Like its Balkan neighbors, Bulgaria has significant minority populations, including ethnic Turks (nearly 10% of the population) and Roma (perhaps as high as 8%). The ethnic Turks created a powerful political party, the Movement for Rights and Freedoms, which has entered into governmental coalitions and captured key ministry positions. Their success has generated a measure of resentment in the majority population. The Roma — known pejoratively as tsigane or gypsies — have virtually no political power and suffer discrimination at all levels of society, in Bulgaria as in other countries in Europe.
In 2005, though, anti-minority sentiment went from spray-painted slogans to a much slicker form, courtesy of the new political party Ataka (Attack). Founded by TV station owner Volen Siderov, echoing the rise of Silvio Berlusconi in Italy, Ataka capitalized on anti-government sentiment, public perceptions of corruption within the ethnic Turkish party, and deep feelings of racism. His campaign mantra was the rather expected and unimaginative “Bulgaria for Bulgarians” (it’s not clear whether anyone else has recently put in a bid for the territory). According to survey data from Bulgaria’s Helsinki Committee, negative attitudes toward ethnic minorities had gradually but significantly declined from 1992 to 1997. Asked whether they would support a competent Roma political candidate, for instance, 82% of respondents said no in 1992 but only 66% said no in 1997. In 2005, with the emergence of Ataka, this figure went back up to 76%.
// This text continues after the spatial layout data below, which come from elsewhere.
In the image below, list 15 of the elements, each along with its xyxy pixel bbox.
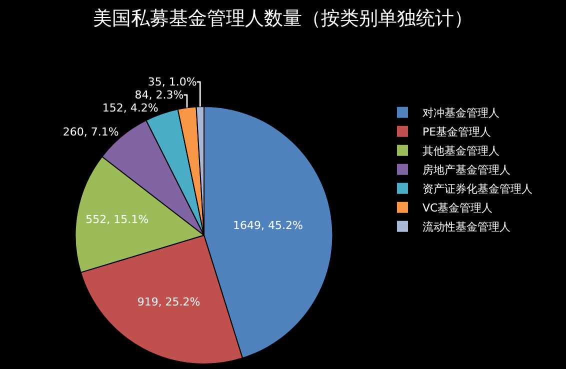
data-label: 919, 25.2% xyxy=(137,295,200,308)
data-label: 260, 7.1% xyxy=(62,126,119,139)
legend-label: PE基金管理人 xyxy=(422,126,492,139)
legend-label: 其他基金管理人 xyxy=(422,144,500,158)
data-label: 552, 15.1% xyxy=(86,212,149,226)
legend-label: VC基金管理人 xyxy=(422,202,493,215)
data-label: 1649, 45.2% xyxy=(233,218,303,232)
chart-title: 美国私募基金管理人数量（按类别单独统计） xyxy=(93,7,473,30)
data-label: 84, 2.3% xyxy=(134,88,184,102)
data-label: 35, 1.0% xyxy=(148,75,197,88)
legend-label: 房地产基金管理人 xyxy=(422,164,510,177)
legend-label: 对冲基金管理人 xyxy=(422,106,500,120)
legend-label: 流动性基金管理人 xyxy=(422,220,510,234)
legend-label: 资产证券化基金管理人 xyxy=(422,182,532,196)
data-label: 152, 4.2% xyxy=(102,101,158,114)
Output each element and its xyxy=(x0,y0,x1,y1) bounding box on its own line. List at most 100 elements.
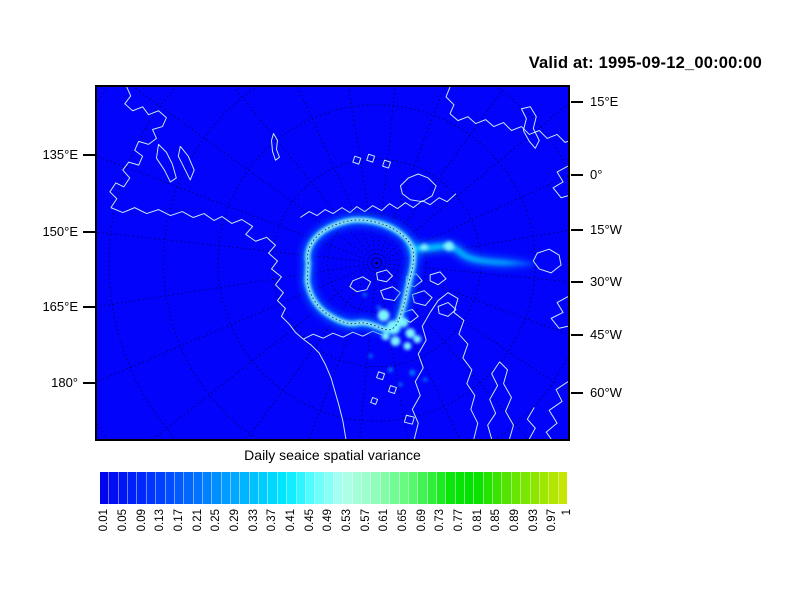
colorbar-tick-label: 0.93 xyxy=(527,509,540,532)
map-plot xyxy=(95,85,570,441)
longitude-tick xyxy=(83,382,95,384)
colorbar-segment xyxy=(530,472,540,504)
colorbar-tick-label: 0.13 xyxy=(154,509,167,532)
colorbar-segment xyxy=(202,472,213,504)
colorbar-tick-label: 0.89 xyxy=(509,509,522,532)
right-axis-label: 0° xyxy=(590,167,603,182)
colorbar-segment xyxy=(221,472,232,504)
colorbar-segment xyxy=(305,472,316,504)
colorbar-segment xyxy=(259,472,269,504)
colorbar-tick-label: 0.53 xyxy=(341,509,353,532)
colorbar-segment xyxy=(118,472,129,504)
right-axis-label: 30°W xyxy=(590,274,622,289)
longitude-tick xyxy=(571,281,583,283)
right-axis-label: 15°W xyxy=(590,222,622,237)
left-axis-label: 135°E xyxy=(42,147,78,162)
colorbar-segment xyxy=(212,472,222,504)
colorbar-segment xyxy=(465,472,475,504)
colorbar-segment xyxy=(174,472,185,504)
colorbar-tick-label: 0.61 xyxy=(378,509,391,532)
colorbar-segment xyxy=(156,472,166,504)
right-axis-label: 45°W xyxy=(590,327,622,342)
colorbar-tick-label: 0.49 xyxy=(322,509,335,532)
left-axis-label: 180° xyxy=(51,375,78,390)
colorbar-segment xyxy=(474,472,484,504)
colorbar xyxy=(100,472,567,504)
colorbar-tick-label: 0.65 xyxy=(397,509,410,532)
colorbar-segment xyxy=(380,472,391,504)
colorbar-tick-label: 0.37 xyxy=(266,509,279,532)
colorbar-segment xyxy=(137,472,147,504)
colorbar-segment xyxy=(455,472,466,504)
colorbar-segment xyxy=(146,472,157,504)
colorbar-tick-label: 0.45 xyxy=(303,509,316,532)
colorbar-segment xyxy=(427,472,437,504)
colorbar-segment xyxy=(362,472,372,504)
right-axis-label: 15°E xyxy=(590,94,619,109)
longitude-tick xyxy=(83,154,95,156)
colorbar-segment xyxy=(184,472,194,504)
coastlines xyxy=(109,87,568,439)
colorbar-segment xyxy=(333,472,344,504)
colorbar-tick-label: 0.81 xyxy=(471,509,484,532)
colorbar-segment xyxy=(539,472,550,504)
longitude-tick xyxy=(571,392,583,394)
colorbar-tick-label: 0.25 xyxy=(210,509,223,532)
colorbar-segment xyxy=(296,472,306,504)
left-axis-label: 150°E xyxy=(42,224,78,239)
colorbar-segment xyxy=(277,472,288,504)
colorbar-segment xyxy=(315,472,325,504)
colorbar-segment xyxy=(231,472,241,504)
colorbar-segment xyxy=(371,472,381,504)
colorbar-segment xyxy=(493,472,503,504)
longitude-tick xyxy=(83,306,95,308)
colorbar-segment xyxy=(408,472,419,504)
colorbar-segment xyxy=(390,472,400,504)
colorbar-tick-label: 0.73 xyxy=(434,509,447,532)
colorbar-segment xyxy=(352,472,363,504)
colorbar-segment xyxy=(399,472,409,504)
colorbar-segment xyxy=(324,472,334,504)
colorbar-segment xyxy=(240,472,250,504)
longitude-tick xyxy=(571,101,583,103)
colorbar-segment xyxy=(521,472,531,504)
colorbar-segment xyxy=(268,472,278,504)
colorbar-segment xyxy=(418,472,428,504)
map-svg xyxy=(97,87,568,439)
colorbar-segment xyxy=(502,472,512,504)
colorbar-tick-label: 0.57 xyxy=(359,509,372,532)
left-axis-label: 165°E xyxy=(42,299,78,314)
colorbar-tick-label: 0.97 xyxy=(546,509,559,532)
colorbar-tick-label: 0.33 xyxy=(247,509,260,532)
colorbar-segment xyxy=(483,472,494,504)
sea-ice-edge-band xyxy=(301,214,536,387)
colorbar-segment xyxy=(249,472,260,504)
colorbar-segment xyxy=(549,472,559,504)
colorbar-segment xyxy=(165,472,175,504)
colorbar-segment xyxy=(558,472,567,504)
colorbar-segment xyxy=(436,472,447,504)
colorbar-caption: Daily seaice spatial variance xyxy=(244,447,421,463)
colorbar-segment xyxy=(100,472,110,504)
colorbar-segment xyxy=(343,472,353,504)
colorbar-tick-label: 0.85 xyxy=(490,509,503,532)
colorbar-segment xyxy=(287,472,297,504)
colorbar-tick-label: 0.21 xyxy=(191,509,204,532)
longitude-tick xyxy=(571,334,583,336)
colorbar-tick-label: 0.09 xyxy=(135,509,148,532)
colorbar-tick-label: 0.29 xyxy=(228,509,241,532)
colorbar-segment xyxy=(128,472,138,504)
colorbar-tick-label: 0.17 xyxy=(172,509,185,532)
colorbar-tick-label: 1 xyxy=(560,509,573,516)
longitude-tick xyxy=(571,229,583,231)
longitude-tick xyxy=(571,174,583,176)
plot-title: Valid at: 1995-09-12_00:00:00 xyxy=(528,54,762,72)
longitude-tick xyxy=(83,231,95,233)
colorbar-segment xyxy=(109,472,119,504)
colorbar-tick-label: 0.69 xyxy=(415,509,428,532)
right-axis-label: 60°W xyxy=(590,385,622,400)
colorbar-tick-label: 0.77 xyxy=(453,509,466,532)
colorbar-segment xyxy=(193,472,203,504)
colorbar-segment xyxy=(446,472,456,504)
Ataka received 8% of the vote in the 2005 elections. Some polls have shown their popularity rising precipitously before settling down around 14%, their showing in the May 2007 European Parliament elections. Ataka’s representatives in the European parliament helped to form an extremist coalition called Identity, Tradition, and Sovereignty with some of Europe’s ugliest parties, such as France’s National Front, Italian neo-fascists, and Austria’s xenophobic Freedom Party. A multinational coalition of xenophobes might seem a contradiction in terms, but the European project of integration has generated some strange offspring.
Although racism permeates Bulgarian attitudes and institutions, Ataka has not led to a significant upsurge in violence, nor has it transformed the political landscape of the country. Indeed, it seems as though Ataka itself has become transformed. With its support stagnant and perhaps declining, the party is trolling for support from constituencies that might oppose the current government coalition of royalists, ex-communists, and ethnic Turks. That might help to explain the appearance of a program on Ataka’s TV station devoted to exploring issues in, of all things, the Roma community.